Still another showdown between the drinkers and the dry folks came in early March. In a county wide election, the prohibition people defeated the imbibing inhabitants by a scant margin of 131 votes. Legal sales of liquor within the city of Dublin in bar rooms already licensed by the Dublin City Council continued until the end of the year.
A new bank, the People's Banking Company of Atlanta, was established, but failed to succeed. It would take another year until the beginnings of the Dublin Banking Company, began a successful thirty year reign as the city's first permanent bank.
The year 1891 was a year of new and old. A new jail replaced the old one which had been burned to the ground by disgruntled prisoners. The grist mill at Blackshear's Mill Pond, now known as Ben Hall Lake, burned leaving the county's oldest grist mill in a pile of ashes.

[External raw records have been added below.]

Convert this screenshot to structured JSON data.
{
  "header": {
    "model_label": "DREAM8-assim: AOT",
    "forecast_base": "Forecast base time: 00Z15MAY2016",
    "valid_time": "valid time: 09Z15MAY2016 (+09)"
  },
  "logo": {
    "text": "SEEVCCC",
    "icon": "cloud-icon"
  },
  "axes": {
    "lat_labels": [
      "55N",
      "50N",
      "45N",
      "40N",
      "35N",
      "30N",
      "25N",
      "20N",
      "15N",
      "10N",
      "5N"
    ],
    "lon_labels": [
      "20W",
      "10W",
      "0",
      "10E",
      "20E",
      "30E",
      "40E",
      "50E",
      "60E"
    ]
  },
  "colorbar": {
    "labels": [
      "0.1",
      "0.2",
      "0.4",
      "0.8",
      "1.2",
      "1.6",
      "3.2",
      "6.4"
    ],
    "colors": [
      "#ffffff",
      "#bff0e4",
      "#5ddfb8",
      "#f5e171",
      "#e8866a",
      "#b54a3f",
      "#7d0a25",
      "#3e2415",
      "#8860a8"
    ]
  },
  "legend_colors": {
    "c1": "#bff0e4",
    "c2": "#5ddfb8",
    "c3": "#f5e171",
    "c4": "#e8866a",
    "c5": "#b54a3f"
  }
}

Without a doubt, the most important, non war, date in the history of 19th Century Laurens County came on July 22, 1891.
Early on the morning of July 22, 1891, Conductor J.B. Maxon guided the first train out of the depot on Walnut Street. D.G. Hughes of Danville, H.S. Morse, president of the Illinois and Georgia Improvement Company, headed the list of dignitaries on board. A second train followed behind the No. 1. The trains chugged along the 54-mile track built primarily for the farmers who lived between Macon and Dublin. Over $100,000.00 was raised among large and small farmers. The project's success was assured when H.S. Morse was appointed as the superintendent, and James T. Wright was elected president and the Illinois and Georgia Improvement Company supplied the rest of the capital investment. The trains stopped in the growing community of Jeffersonville and picked up more passengers. Vice president Dudley M. Hughes boarded the train during a celebration at Allentown. Mercer Haynes, E.E. Hicks, Charles Brantley, and Dr. Wood of Dublin boarded the train which was now handsomely decorated with flowers and evergreens by the ladies of Dublin and Allentown.
The trains rushed through the infant towns of Montrose and Elsie (Dudley) to the shouts of joy. Dublin was waiting, ready for the train. Everyone was dressed in their best. An estimated three thousand persons gathered around the depot. Barbecue dinners and over a thousand loaves of bread were served. The Dublin Light Infantry led by Lieutenant J.M. Adams performed maneuvers for the crowds, only to be interrupted by a downpour. Everyone scattered into the stores and the homes in the area. The grounds that were saturated with people only minutes before were now nearly deserted. Col. Stubbs's family played host to some honored guests. His home was located on the farm of Col. Stubbs that then stretched from North Church Street to Calhoun Street and Moore Street on the north. At 4:00 the train, now carrying all of the passenger cars, returned to Macon. Following the new railroad to Macon was the first telegraph line running from Macon to Dublin.
More than two hundred years have passed in the history of Laurens County and Dublin now, but if I had to pick one, the most important one, that year would be 1891. While many important events have taken place in the last two centuries, it was during that single year when many of the most seminal events in our county's history converged into a turning point of our time.